Once again, $SPX has traversed the 2825 to 2950 range twice in the past week. First, it fell nearly the entire length of the range in one day (August 23rd) and then has come all the way back to the top of the range in the remaining four days. A breakout above 2950 would be bullish, but a breakdown below 2825 would be very bearish.
In a somewhat major new development, both equity-only put-call ratios have rolled over to buy signals in the last two days.
Market breadth has been extreme almost every day. The most recent development is that both breadth oscillators are on buy signals, and in overbought territory.

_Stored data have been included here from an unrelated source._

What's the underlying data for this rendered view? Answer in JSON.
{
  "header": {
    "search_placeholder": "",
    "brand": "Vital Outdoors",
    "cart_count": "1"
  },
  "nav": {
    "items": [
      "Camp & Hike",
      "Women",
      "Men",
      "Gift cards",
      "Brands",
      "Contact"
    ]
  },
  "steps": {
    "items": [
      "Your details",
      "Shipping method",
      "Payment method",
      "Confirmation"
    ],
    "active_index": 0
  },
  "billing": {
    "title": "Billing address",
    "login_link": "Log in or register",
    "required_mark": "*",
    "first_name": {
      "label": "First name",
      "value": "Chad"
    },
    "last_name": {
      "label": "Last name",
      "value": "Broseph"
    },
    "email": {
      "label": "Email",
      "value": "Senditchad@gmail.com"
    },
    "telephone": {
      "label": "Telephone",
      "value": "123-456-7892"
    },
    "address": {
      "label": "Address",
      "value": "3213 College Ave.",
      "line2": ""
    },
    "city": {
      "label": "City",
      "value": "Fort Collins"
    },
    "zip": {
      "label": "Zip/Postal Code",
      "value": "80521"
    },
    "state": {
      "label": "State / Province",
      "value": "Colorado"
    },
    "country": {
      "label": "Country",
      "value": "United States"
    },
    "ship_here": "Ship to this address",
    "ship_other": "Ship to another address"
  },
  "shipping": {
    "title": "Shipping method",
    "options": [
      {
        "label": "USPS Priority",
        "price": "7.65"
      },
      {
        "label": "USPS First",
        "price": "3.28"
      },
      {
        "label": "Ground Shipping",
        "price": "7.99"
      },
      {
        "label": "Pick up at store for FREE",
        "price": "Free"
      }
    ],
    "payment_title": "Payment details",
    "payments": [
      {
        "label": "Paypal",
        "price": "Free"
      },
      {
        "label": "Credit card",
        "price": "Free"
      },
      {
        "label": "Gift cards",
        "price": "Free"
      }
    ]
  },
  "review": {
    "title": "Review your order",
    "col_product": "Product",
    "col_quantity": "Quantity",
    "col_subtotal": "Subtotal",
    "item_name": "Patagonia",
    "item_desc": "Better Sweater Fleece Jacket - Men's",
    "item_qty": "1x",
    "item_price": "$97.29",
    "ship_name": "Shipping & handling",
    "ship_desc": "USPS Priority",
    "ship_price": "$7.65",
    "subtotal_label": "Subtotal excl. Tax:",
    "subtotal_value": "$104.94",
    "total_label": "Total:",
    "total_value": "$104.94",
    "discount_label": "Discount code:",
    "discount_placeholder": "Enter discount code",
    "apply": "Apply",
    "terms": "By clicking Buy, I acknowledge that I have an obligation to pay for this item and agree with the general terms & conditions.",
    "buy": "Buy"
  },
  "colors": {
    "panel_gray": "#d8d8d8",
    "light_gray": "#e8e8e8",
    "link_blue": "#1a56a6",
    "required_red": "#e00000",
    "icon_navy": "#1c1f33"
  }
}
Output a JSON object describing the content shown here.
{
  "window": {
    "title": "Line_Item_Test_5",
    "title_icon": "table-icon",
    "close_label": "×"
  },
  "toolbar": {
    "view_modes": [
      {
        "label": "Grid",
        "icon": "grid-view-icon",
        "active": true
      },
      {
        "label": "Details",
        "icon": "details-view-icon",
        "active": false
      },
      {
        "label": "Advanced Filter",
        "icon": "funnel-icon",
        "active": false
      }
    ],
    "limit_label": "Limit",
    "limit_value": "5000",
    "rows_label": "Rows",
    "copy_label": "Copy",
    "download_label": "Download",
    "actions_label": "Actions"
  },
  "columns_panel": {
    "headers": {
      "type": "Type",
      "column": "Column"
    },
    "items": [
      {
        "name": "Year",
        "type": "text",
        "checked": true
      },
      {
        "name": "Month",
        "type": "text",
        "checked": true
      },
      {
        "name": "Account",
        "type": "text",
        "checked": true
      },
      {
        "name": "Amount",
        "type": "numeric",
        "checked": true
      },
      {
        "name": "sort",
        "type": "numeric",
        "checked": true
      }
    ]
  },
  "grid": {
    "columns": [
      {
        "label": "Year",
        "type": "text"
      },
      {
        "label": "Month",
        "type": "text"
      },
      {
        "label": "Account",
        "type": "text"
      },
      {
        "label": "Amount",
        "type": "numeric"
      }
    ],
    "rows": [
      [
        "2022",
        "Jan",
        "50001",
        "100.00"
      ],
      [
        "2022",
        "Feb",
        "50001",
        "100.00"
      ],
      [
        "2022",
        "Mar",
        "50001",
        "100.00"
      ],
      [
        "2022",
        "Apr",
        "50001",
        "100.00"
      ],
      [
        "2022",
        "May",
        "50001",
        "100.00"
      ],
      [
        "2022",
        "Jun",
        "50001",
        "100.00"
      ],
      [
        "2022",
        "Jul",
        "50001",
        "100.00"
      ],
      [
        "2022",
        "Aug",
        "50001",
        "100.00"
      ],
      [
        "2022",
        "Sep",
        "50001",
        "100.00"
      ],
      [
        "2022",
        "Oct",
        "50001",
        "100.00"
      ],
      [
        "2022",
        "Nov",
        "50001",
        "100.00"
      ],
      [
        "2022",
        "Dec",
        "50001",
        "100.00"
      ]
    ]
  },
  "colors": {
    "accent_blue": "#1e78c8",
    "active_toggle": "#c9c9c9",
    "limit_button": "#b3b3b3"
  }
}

The short-term interpretation of the $VIX chart is bullish because of all the recent "spike peaks." However, the intermediate-term interpretation of the $VIX chart is more negative. The 20-day Moving Average of $VIX has crossed above the 200-day MA, and $VIX is above the 200-day MA. That is a combination that spells an uptrend for $VIX, which is negative for stocks. This would be negated if $VIX closed below 17 once again.
In summary, the indicators have improved. But experience has taught us that there are times when nearly all other indicators are on buy signals, but the $SPX chart must confirm them, else the market will retreat once again. So, with $SPX near the top of its trading range, we are remaining negative in line with the $SPX chart, but would reverse that position on a close above 2950 by $SPX.